L’attuale società si basa su regole economica alquanto discutibili che continuano ad imporre regole coloniali in un mondo molto poco libero.
Abbiamo praticamente svenduto la nostra sovranità monetaria al cospetto di banche centrali che operano nel solo loro interesse e fuori da ogni vincolo di controllo da parte degli enti governativi.
Così oggi una nazione come l’Italia con la terza più grande riserva aurea al mondo vive uno dei periodi più grigi della sua storia, priva degli strumenti necessari ad attuare mirati interventi nel sistema economico e schiava della politica della banca centrale europea.
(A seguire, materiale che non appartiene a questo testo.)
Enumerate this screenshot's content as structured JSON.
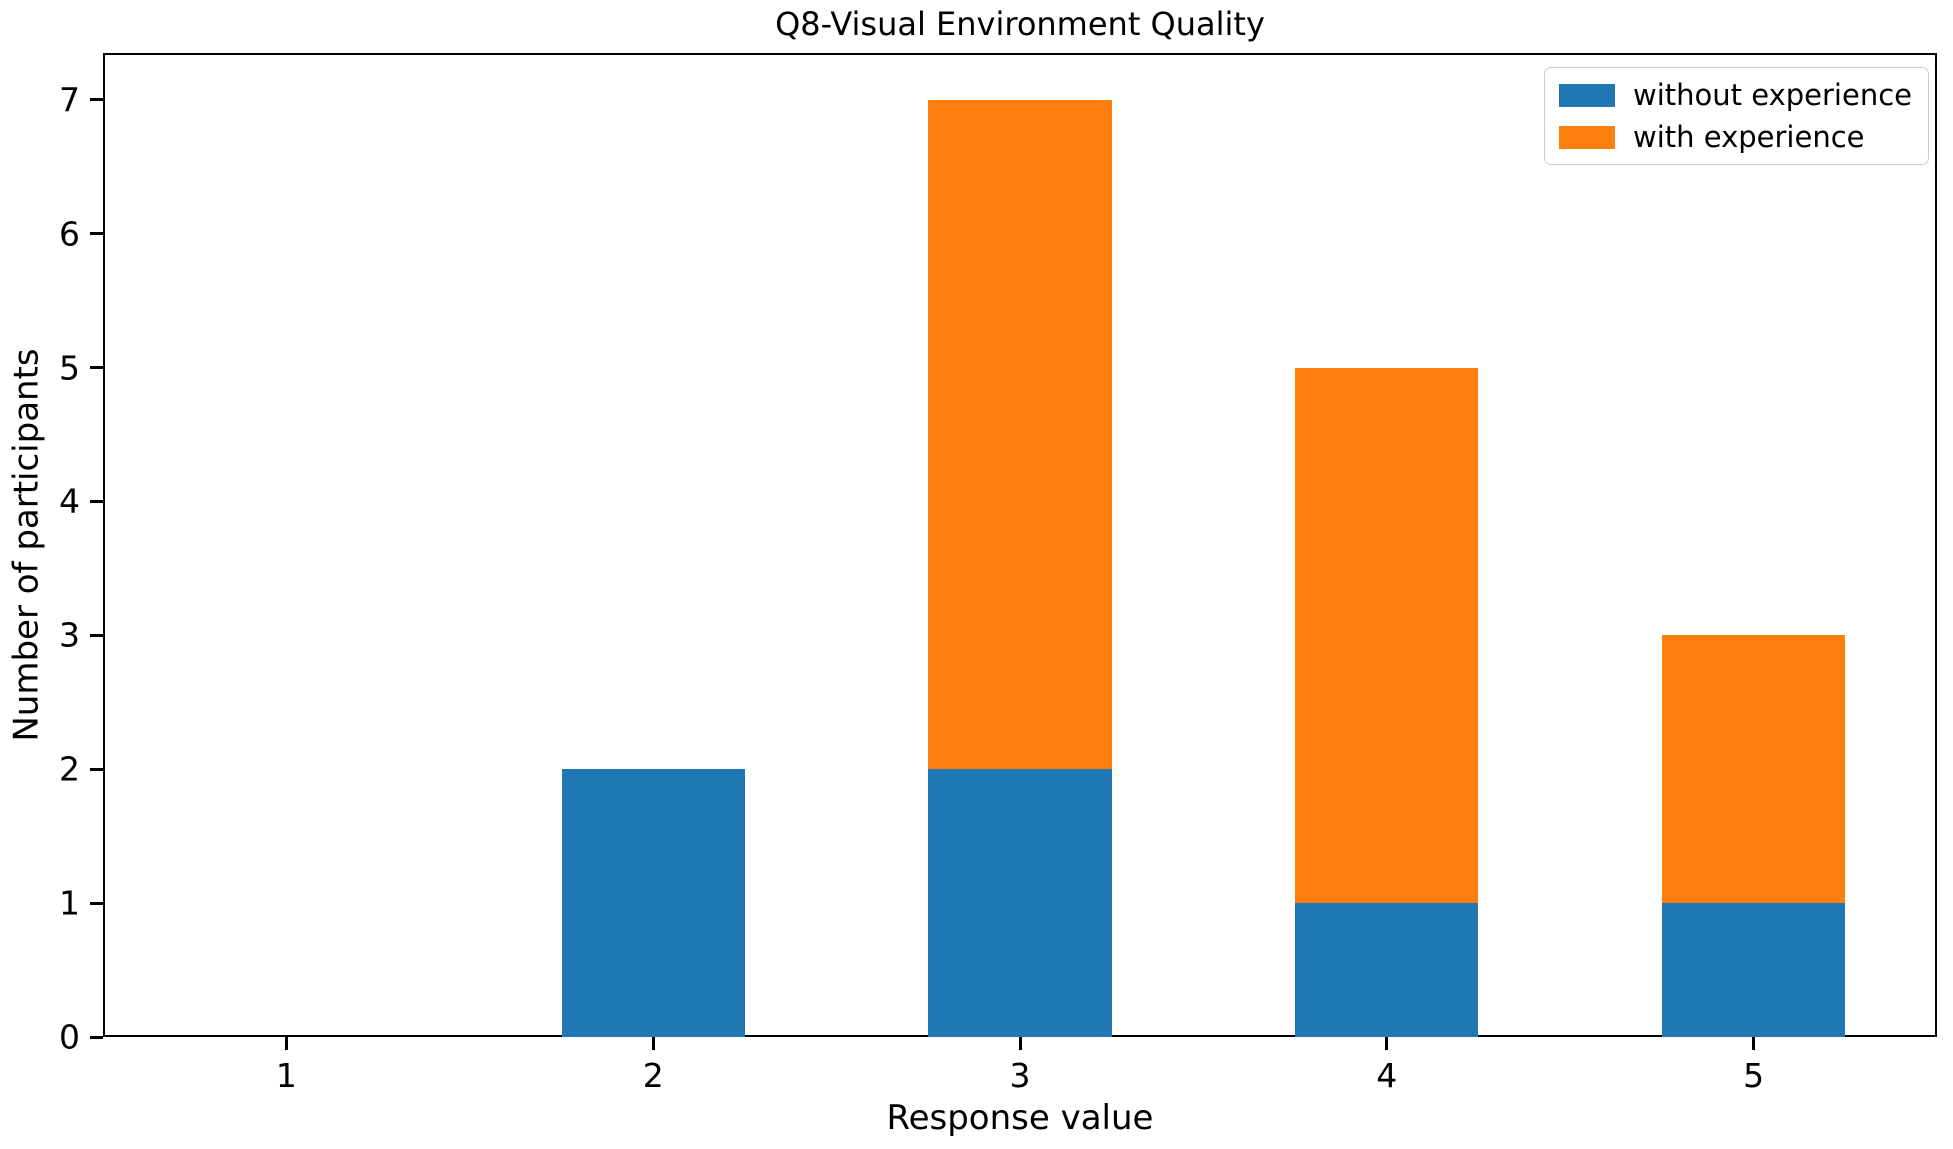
{
  "figure": {
    "background": "#ffffff",
    "text_color": "#000000"
  },
  "chart_data": {
    "type": "bar",
    "stacked": true,
    "title": "Q8-Visual Environment Quality",
    "xlabel": "Response value",
    "ylabel": "Number of participants",
    "categories": [
      1,
      2,
      3,
      4,
      5
    ],
    "series": [
      {
        "name": "without experience",
        "color": "#1f77b4",
        "values": [
          0,
          2,
          2,
          1,
          1
        ]
      },
      {
        "name": "with experience",
        "color": "#ff7f0e",
        "values": [
          0,
          0,
          5,
          4,
          2
        ]
      }
    ],
    "stack_totals": [
      0,
      2,
      7,
      5,
      3
    ],
    "bar_width": 0.5,
    "xlim": [
      0.5,
      5.5
    ],
    "ylim": [
      0,
      7.35
    ],
    "xticks": [
      1,
      2,
      3,
      4,
      5
    ],
    "yticks": [
      0,
      1,
      2,
      3,
      4,
      5,
      6,
      7
    ],
    "grid": false,
    "legend_position": "upper right",
    "legend_labels": [
      "without experience",
      "with experience"
    ]
  }
}
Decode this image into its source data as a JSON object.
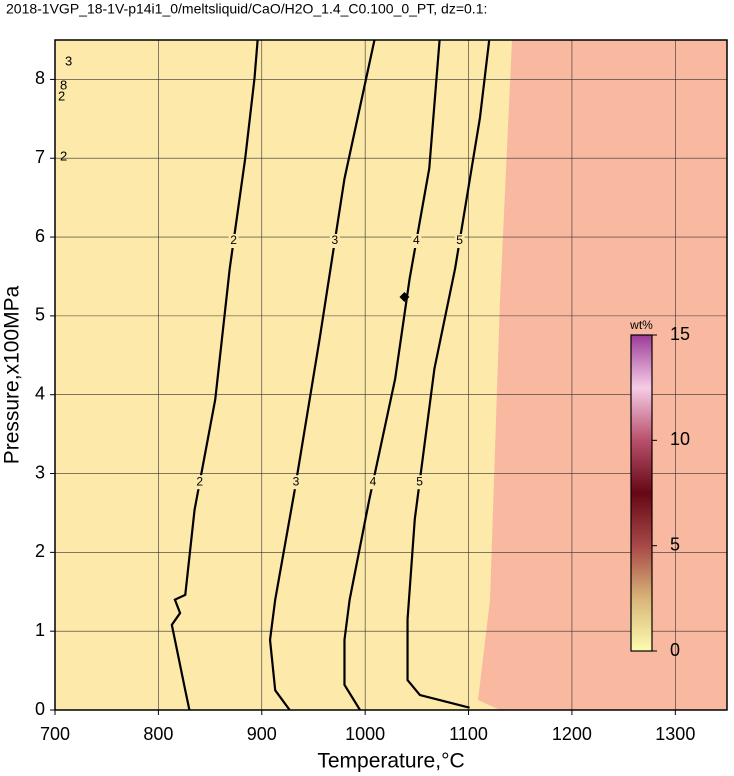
{
  "chart_data": {
    "type": "contour",
    "title": "2018-1VGP_18-1V-p14i1_0/meltsliquid/CaO/H2O_1.4_C0.100_0_PT, dz=0.1:",
    "x_label": "Temperature,°C",
    "y_label": "Pressure,x100MPa",
    "xlim": [
      700,
      1350
    ],
    "ylim": [
      0,
      8.5
    ],
    "xticks": [
      700,
      800,
      900,
      1000,
      1100,
      1200,
      1300
    ],
    "yticks": [
      0,
      1,
      2,
      3,
      4,
      5,
      6,
      7,
      8
    ],
    "grid": true,
    "contours": [
      {
        "level": 2,
        "x": [
          830,
          826,
          816,
          813,
          821,
          816,
          826,
          835,
          855,
          869,
          884,
          893,
          896
        ],
        "y": [
          0,
          0.25,
          0.89,
          1.08,
          1.23,
          1.4,
          1.46,
          2.54,
          3.94,
          5.6,
          7.0,
          8.02,
          8.5
        ]
      },
      {
        "level": 3,
        "x": [
          927,
          913,
          908,
          913,
          932,
          956,
          980,
          1009
        ],
        "y": [
          0,
          0.25,
          0.89,
          1.4,
          2.8,
          4.71,
          6.74,
          8.5
        ]
      },
      {
        "level": 4,
        "x": [
          995,
          980,
          980,
          985,
          1004,
          1029,
          1043,
          1062,
          1072
        ],
        "y": [
          0,
          0.32,
          0.89,
          1.4,
          2.67,
          4.2,
          5.47,
          6.87,
          8.5
        ]
      },
      {
        "level": 5,
        "x": [
          1101,
          1053,
          1041,
          1041,
          1048,
          1067,
          1087,
          1111,
          1120
        ],
        "y": [
          0.03,
          0.19,
          0.38,
          1.15,
          2.42,
          4.33,
          5.6,
          7.51,
          8.5
        ]
      }
    ],
    "annotations": [
      "3",
      "8",
      "2",
      "2"
    ],
    "points": {
      "x": [
        1038
      ],
      "y": [
        5.24
      ]
    },
    "colorbar": {
      "label": "wt%",
      "lim": [
        0,
        15
      ],
      "ticks": [
        0,
        5,
        10,
        15
      ],
      "colors": [
        "#fdfdb0",
        "#d8b478",
        "#a84848",
        "#650814",
        "#b8506c",
        "#f6cce6",
        "#9c3c98"
      ]
    }
  }
}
Ritengo inoltre che è il problema più grande di questa nazione sia la totale assenza di una memoria storica associata ad un’ignoranza radicata nella cultura negli usi e nei costumi, un paese troppo facile da conquistare perché popolato da persone facilmente manipolabili. Un paese dove il 75 della popolazione è incapace di comprendere un testo con più di 15 vocaboli, un paese che fonda le sue speranze sull’assistenzialismo. Un paese che negli ultimi 30 anni è passato dall’essere invidiato da tutto il mondo a non avere più stima di se stesso! Un paese in cui i giovani ignorano tutto, ma soprattutto ignorano le regole del sistema finanziario che li amministra. Vi consiglio di leggere il “Modern Money Mechanical” e di comprendere come il sistema in cui vivete funzioni realmente. Perché ignorando le regole gioco finiremo per perdere al primo lancio di dadi. Viviamo in un mondo sempre più interconnesso e globalizzato che condivide materie prime e servizi, ma anche problemi, la guerra in Ukraina ci ha dimostrato la fragilità del sistema economico ed energetico europeo, sbattendoci in faccia la nostra immensa debolezza nel mondo! Un sistema economico che genera debito pubblico, applicando un interesse sull’emissione di denaro, interesse che non potrà essere pagato per la naturale assenza del capitale necessario sul mercato, potrebbe quasi essere definita una truffa, e ritengo per naturale lungimiranza che non potrà essere adottato a lungo in un mondo sempre più tecnologicamente avanzato ed istruito. Ma come istruisci chi deve combattere la fame? Ecco dovremmo allora soffermarci a pensare ai du terzi della popolazione mondiale che al momento non è in grado di provvedere a cibo e cure sanitarie, per comprendere che un sistema economico che permette ancora oggi la schiavitù non dovrebbe essere considerato “corretto”.